The team planned to operate the .music TLD using a multi-stakeholder approach. A portion of the revenue generated from registrations was marked for donation to selected non-profit music organizations. These registrations would be restricted to .MUSIC-accredited Community Member Organizations (MCMOs). CentralNic was selected as the back-end registry services provider.

===Far Further===
Far Further was founded by music professionals with the objective of uniting the global music industry by providing it with a secure domain space to promote music, protect intellectual property rights and help advance music education. They submitted a community priority application using .music LLC, a subsidiary of Far Further LLC.

The company chose Neustar to provide back-end registry services. The domain was to be restricted to registrants qualified via association with a number of supporting organizations.

===TLDH and LHL===
On March 23, 2012, Top Level Domain Holdings Ltd. and LHL TLD Investment Partners signed a partnership agreement to apply for the .music TLD. Minds + Machines was to provide the back-end registry services.

===Amazon===
Amazon's application was issued a GAC Early Warning from representative of Australia and GAC Chair Heather Dryden. It stated that the applicant was "seeking exclusive access to a common generic string [..] that relates to a broad market sector, " which Dryden noted could have unintended consequences and a negative impact on competition.

===Radix===
Radix received a GAC Early Warning from the U.S. Government. The issue did not relate to their technical capabilities or the content of their applications, but rather the inclusion of an email address associated with the U.S. Federal Bureau of Investigation in a recommendation filed with Radix's application.

==Objections==
A Legal Rights Objection, as defined by the ICANN approved mediator WIPO, is a third party "formal objection to an application on several grounds [..] When such an objection is filed, an independent panel (comprised [sic] one or three experts) will determine whether the applicant's potential use of the applied-for gTLD would be likely to infringe [..] the objector's existing trademark, or IGO name or acronym."

===Official objection===
An official objection was filed by DotMusic Limited against .music applicants since DotMusic Limited had registered trademarks for ".music" and "dotmusic" in nearly thirty countries.

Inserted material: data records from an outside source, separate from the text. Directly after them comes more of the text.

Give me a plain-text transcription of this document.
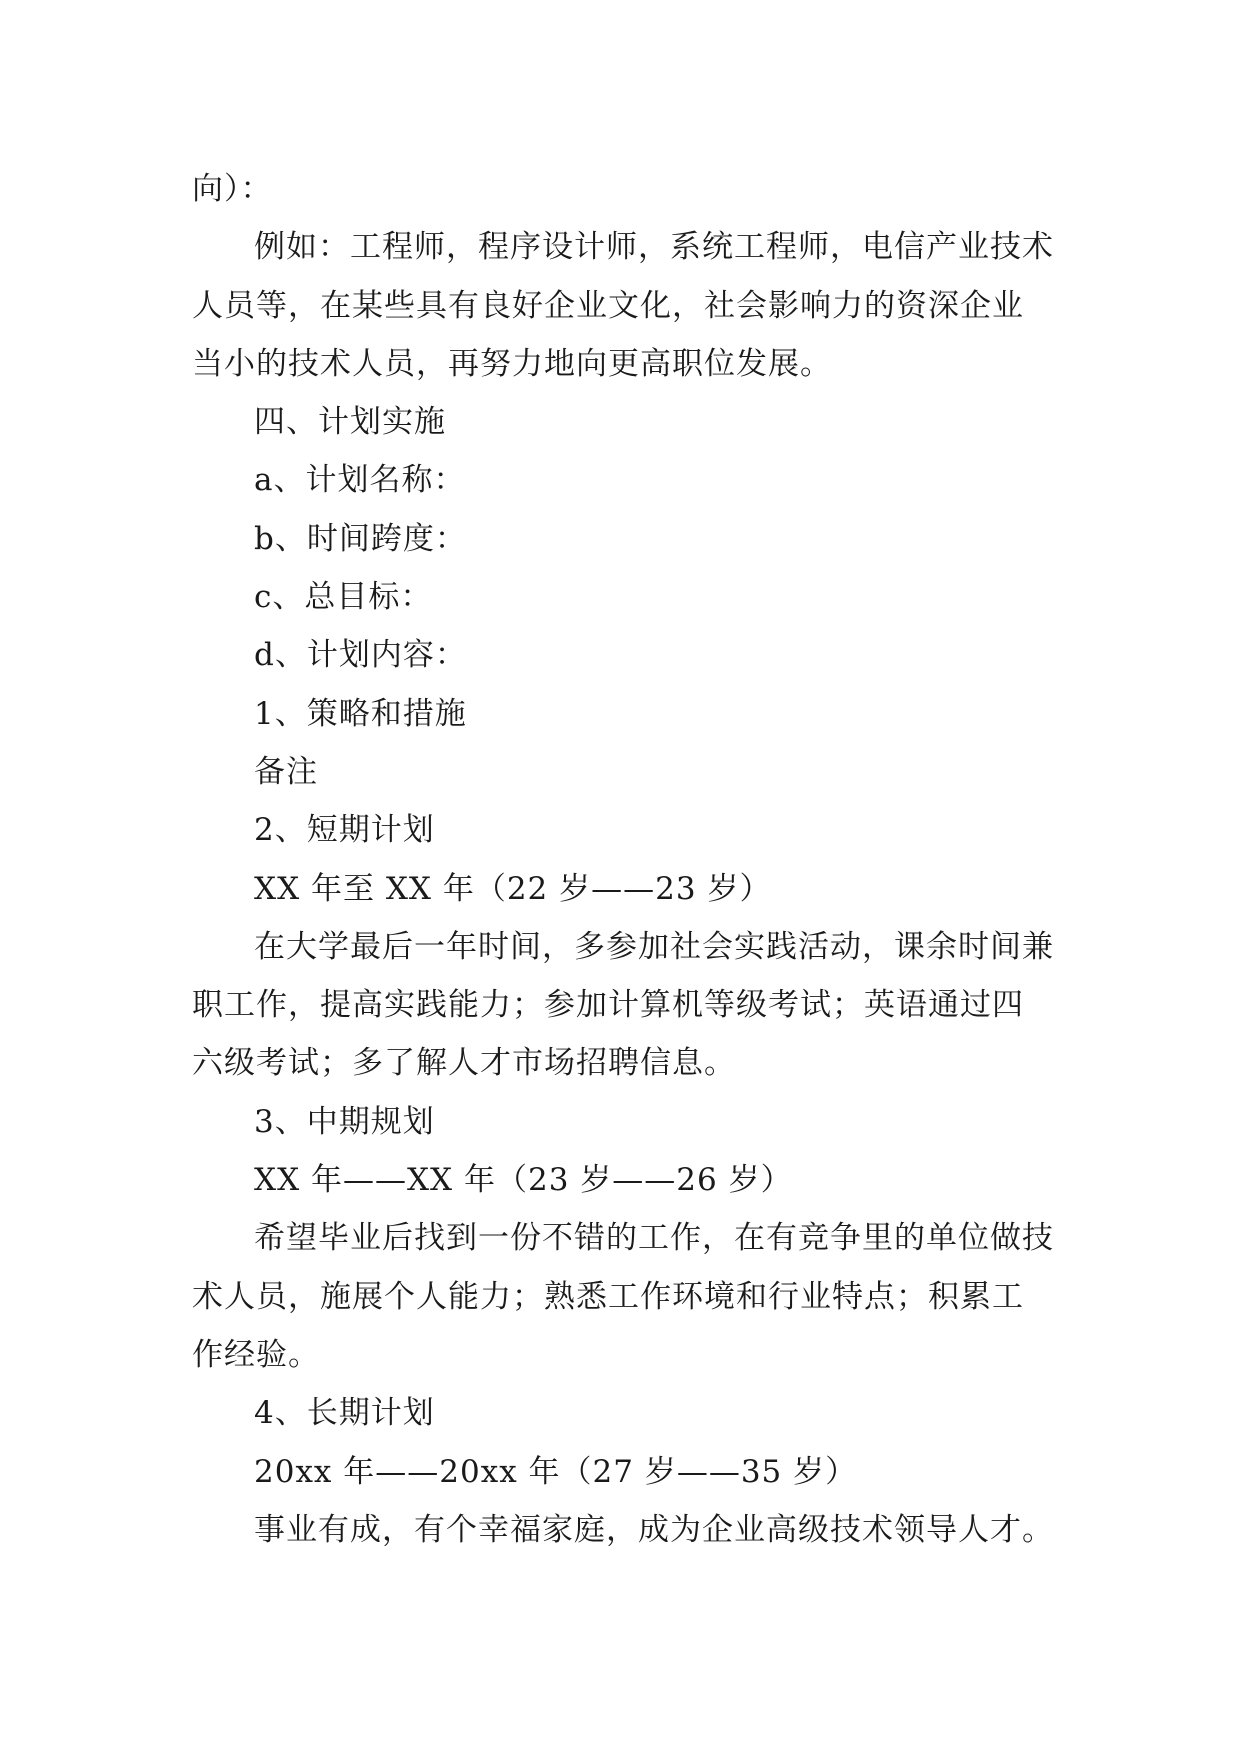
向）：

例如：工程师，程序设计师，系统工程师，电信产业技术人员等，在某些具有良好企业文化，社会影响力的资深企业当小的技术人员，再努力地向更高职位发展。

四、计划实施

a、计划名称：

b、时间跨度：

c、总目标：

d、计划内容：

1、策略和措施

备注

2、短期计划

XX 年至 XX 年（22 岁——23 岁）

在大学最后一年时间，多参加社会实践活动，课余时间兼职工作，提高实践能力；参加计算机等级考试；英语通过四六级考试；多了解人才市场招聘信息。

3、中期规划

XX 年——XX 年（23 岁——26 岁）

希望毕业后找到一份不错的工作，在有竞争里的单位做技术人员，施展个人能力；熟悉工作环境和行业特点；积累工作经验。

4、长期计划

20xx 年——20xx 年（27 岁——35 岁）

事业有成，有个幸福家庭，成为企业高级技术领导人才。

===Community objections===
The American Association of Independent Music (AAIM) and DotMusic filed community objections against Google, dot Music Limited, Dotmusic Inc., Top Level Domain Holdings Ltd., and Donuts on the basis that they applied as open registries without enhanced safeguards or sufficient eligibility restrictions to protect music-related intellectual property and prevent music piracy. The AAIM also filed a community objection against Amazon because of its application's exclusive-access registry policies and discriminatory registration eligibility criteria that restricted registrations solely to Amazon and its affiliates. For the same reason, the International Federation of Arts Councils and Culture Agencies and DotMusic filed a community objection against Far Further.

The objections against Amazon and Far Further were based on the ICANN Registry Agreement which required that new gTLD registries be subject to the requirements of Specification 11, which mandates that a TLD Registry must provide non-discriminatory access to registry services to all ICANN accredited registrars that enter into and are in compliance with the registry-registrar agreement for the TLD. In February 2014 ICANN passed resolutions for the new gTLD program which mandated specific enhanced safeguards and prohibited applicants from operating a new gTLD as an exclusive-access registry for a TLD based on a generic term.